Of all the inner struggles I face regarding parenting, my selfishness is probably the most constant. I don’t always want to share my cereal, or my chair. I would like to buy a pack of gum that is only mine, or keep the change in my purse for myself. I don’t always want to stop reading my book or put down my coffee to “come and see.” And I don’t always enjoy sharing my bed, my blanket, my lip gloss, my jewelry, or my time in the bathroom with my small children.
I know that this struggle begins early, though. I know because I can see my kids already fighting this battle. I have already had to utter that little word probably hundreds, if not thousands, of times in my brief career as a parent. Share. And I get so frustrated with them for not wanting to. But, here I am, battling the same thing. Mentally crossing my arms and jutting out my chin.
I’m not crazy. I know that I can’t just chuck the whole idea. I wouldn't want to, anyway.

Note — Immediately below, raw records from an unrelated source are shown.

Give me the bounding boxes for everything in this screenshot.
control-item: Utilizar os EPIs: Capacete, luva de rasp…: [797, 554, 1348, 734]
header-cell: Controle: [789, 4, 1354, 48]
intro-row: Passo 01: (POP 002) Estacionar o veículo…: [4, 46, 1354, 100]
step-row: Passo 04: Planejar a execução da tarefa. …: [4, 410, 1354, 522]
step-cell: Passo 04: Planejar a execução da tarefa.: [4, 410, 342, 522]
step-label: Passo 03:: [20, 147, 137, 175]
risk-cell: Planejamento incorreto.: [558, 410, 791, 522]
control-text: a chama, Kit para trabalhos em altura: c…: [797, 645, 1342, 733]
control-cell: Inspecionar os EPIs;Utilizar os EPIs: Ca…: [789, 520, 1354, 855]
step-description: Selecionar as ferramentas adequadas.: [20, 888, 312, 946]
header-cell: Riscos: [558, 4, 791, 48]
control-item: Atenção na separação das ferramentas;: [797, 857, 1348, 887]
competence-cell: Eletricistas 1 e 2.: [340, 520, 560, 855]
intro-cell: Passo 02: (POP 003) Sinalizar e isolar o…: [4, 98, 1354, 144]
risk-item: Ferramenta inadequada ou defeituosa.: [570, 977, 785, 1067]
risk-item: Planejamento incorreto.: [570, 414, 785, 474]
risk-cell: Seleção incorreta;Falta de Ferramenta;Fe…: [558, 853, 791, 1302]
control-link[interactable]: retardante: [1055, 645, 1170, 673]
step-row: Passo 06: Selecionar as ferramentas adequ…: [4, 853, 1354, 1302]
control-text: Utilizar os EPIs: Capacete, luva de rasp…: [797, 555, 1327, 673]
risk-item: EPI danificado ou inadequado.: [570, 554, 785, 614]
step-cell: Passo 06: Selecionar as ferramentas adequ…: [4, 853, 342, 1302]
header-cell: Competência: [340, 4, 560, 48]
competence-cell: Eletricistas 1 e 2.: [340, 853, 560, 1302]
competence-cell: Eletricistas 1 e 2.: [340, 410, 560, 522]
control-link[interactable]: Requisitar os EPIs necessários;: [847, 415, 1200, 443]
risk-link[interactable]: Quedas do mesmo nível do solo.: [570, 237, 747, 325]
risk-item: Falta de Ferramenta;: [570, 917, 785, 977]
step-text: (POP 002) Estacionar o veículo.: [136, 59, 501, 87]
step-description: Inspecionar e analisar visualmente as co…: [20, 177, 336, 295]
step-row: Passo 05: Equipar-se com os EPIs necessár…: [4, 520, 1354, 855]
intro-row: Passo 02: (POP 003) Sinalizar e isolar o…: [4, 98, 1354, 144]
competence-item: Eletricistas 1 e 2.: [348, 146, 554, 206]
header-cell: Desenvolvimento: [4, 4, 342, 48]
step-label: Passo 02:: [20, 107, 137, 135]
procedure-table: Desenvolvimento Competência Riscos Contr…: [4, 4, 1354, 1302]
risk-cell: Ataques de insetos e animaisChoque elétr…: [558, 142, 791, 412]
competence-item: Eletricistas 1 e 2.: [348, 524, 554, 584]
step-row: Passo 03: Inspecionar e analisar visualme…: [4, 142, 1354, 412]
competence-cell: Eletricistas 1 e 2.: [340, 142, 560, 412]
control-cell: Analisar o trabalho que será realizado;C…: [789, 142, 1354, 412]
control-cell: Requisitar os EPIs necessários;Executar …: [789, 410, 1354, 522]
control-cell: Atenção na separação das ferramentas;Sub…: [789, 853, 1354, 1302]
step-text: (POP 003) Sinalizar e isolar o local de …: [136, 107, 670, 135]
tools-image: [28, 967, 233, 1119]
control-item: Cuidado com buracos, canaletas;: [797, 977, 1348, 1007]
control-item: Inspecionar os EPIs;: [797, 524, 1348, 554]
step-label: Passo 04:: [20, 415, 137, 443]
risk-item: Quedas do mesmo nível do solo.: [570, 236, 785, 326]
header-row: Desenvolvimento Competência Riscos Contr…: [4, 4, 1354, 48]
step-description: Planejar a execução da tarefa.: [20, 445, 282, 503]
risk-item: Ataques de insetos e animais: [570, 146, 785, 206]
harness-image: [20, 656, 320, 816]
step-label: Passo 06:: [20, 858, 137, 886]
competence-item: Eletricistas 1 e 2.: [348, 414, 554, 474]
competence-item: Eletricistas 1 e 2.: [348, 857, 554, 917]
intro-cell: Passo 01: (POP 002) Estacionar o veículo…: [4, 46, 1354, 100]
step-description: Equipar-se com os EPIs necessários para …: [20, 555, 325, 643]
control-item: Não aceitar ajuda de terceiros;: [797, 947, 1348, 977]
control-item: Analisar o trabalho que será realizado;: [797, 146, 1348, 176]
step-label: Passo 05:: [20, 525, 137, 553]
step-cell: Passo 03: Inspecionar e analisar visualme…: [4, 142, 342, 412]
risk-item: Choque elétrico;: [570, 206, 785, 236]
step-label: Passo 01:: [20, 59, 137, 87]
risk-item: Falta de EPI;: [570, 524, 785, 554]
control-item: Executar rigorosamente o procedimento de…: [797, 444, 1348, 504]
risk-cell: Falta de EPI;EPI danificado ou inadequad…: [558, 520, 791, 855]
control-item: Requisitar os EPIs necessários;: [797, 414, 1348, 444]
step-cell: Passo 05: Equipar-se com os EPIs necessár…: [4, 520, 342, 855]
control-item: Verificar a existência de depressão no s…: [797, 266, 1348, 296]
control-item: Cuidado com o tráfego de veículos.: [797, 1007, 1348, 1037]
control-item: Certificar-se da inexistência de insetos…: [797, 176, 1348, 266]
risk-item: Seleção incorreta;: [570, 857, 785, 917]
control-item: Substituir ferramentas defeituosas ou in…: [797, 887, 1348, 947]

Can you imagine the chaos at play dates alone?!? And I know that sharing isn’t just about parting with something so someone else can be happy. Really, it’s about love. It’s about loving people more than things, and more than ourselves. And so, when I ask my kids to share, I am fundamentally asking them to put their desires aside and to love someone else sacrificially. Hmmm….sounds a lot like the job of a parent. Busted.
Lord, help me to love more like you.